Aussies no longer have this meaty argument at dinner
THE family fight over who gets to break the wish bone is sadly becoming a thing of the past, as new findings reveal nearly two-thirds of Australians no longer take part in the longstanding roast dinner tradition.
The independent 'Chicken is King' report was designed to help Red Rooster, Oporto and Chicken Treat better understand Australia's appetite for chicken.
According to the study, Queensland women in their forties and South Australian women in their 50s are the most likely to try their luck at snapping the wish bone.
Although the tradition isn't as popular as it once was, the same cannot be said for Australia's love of chicken, with the average Aussie devouring a staggering 49 kilograms of barbecued, fried or roast chicken every year- numbers that make Australians the highest consumers of chicken in the western world.
Craveable Brands chief executive officer Brett Houldin who heads up the popular chicken restaurant brands across Australia said roast chicken, particularly in Queensland, was one of the most popular meals and was surprised that new generations were missing out on what people in the 70s, 80s, and 90s took for granted.
"Those of us who grew up during those times would remember the sibling rivalry over who would snap the wishbone," he said.
The report by Pure Profile found one in 12 Australians consume chicken on a daily basis and that overall breast meat (55%) was the most popular followed by thigh (25%), leg (13%) and wing (7%).
"Aussies are known as a nation of lamb lovers, but the 'Chicken is King' report shows chicken is the meat of choice in Australian households," Mr Houldin said.

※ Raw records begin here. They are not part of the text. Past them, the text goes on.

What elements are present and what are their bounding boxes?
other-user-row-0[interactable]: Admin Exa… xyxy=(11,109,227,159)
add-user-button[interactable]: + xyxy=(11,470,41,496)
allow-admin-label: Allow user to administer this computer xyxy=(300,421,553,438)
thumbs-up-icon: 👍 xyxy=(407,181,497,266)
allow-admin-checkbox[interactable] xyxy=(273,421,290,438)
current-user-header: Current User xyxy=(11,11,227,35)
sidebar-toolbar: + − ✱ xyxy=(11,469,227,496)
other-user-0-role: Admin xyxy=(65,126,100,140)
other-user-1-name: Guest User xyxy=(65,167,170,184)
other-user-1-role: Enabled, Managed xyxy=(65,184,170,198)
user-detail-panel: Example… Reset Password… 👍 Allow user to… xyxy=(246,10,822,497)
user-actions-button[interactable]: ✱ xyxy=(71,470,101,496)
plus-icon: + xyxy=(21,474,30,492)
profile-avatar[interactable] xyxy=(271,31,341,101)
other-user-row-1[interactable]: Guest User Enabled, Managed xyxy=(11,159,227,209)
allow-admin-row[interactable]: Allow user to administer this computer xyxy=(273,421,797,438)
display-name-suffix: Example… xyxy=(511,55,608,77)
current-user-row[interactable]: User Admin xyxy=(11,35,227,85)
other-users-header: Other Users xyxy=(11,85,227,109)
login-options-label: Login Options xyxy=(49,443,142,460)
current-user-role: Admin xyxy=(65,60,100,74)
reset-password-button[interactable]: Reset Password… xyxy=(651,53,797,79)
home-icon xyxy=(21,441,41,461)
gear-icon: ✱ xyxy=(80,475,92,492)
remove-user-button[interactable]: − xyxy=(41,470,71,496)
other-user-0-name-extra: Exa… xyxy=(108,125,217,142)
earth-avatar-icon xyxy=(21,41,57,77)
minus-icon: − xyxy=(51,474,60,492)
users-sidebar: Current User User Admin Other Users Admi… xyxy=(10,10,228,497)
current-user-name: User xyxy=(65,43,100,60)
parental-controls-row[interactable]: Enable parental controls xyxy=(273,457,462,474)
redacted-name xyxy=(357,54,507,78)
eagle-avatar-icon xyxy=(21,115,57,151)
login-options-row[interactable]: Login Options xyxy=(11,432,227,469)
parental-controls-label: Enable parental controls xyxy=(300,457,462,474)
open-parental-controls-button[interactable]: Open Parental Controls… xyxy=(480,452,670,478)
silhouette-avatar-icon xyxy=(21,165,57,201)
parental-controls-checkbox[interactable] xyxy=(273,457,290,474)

"Chicken breast meat is an all-round Aussie favourite and West Australian men aged 18 to 29 are the biggest breast lovers in the country."
Mr Houldin said just like rugby league, Queensland and New South Wales could not agree on their favourite type of chicken. Maroons supporters prefer to eat roast chicken while the Blues prefer barbecued.
"The State of Origin divide aside, it is Victorians who are eating the most chicken with 63% eating it at least twice a week," Mr Houldin said.
He said the affordability of chicken had made it a family favourite.
At the end of World War II, Australians ate 10 times more beef and veal than chicken but that's now reversed and Australians eat twice as much chicken than beef and almost five times more chicken than lamb.
"Interestingly from 1994 to 2017 the price of chicken only went up 26% which might sound like a lot, but if you compare that to beef at 93% or even lamb at 162% it's quite remarkable," Mr Houldin said.
When it came to the tough overall question about how Australians liked their chicken to be cooked, the report found 65 per cent still loved a good roast, 18 per cent chose fried and 16 per cent couldn't go past barbecued.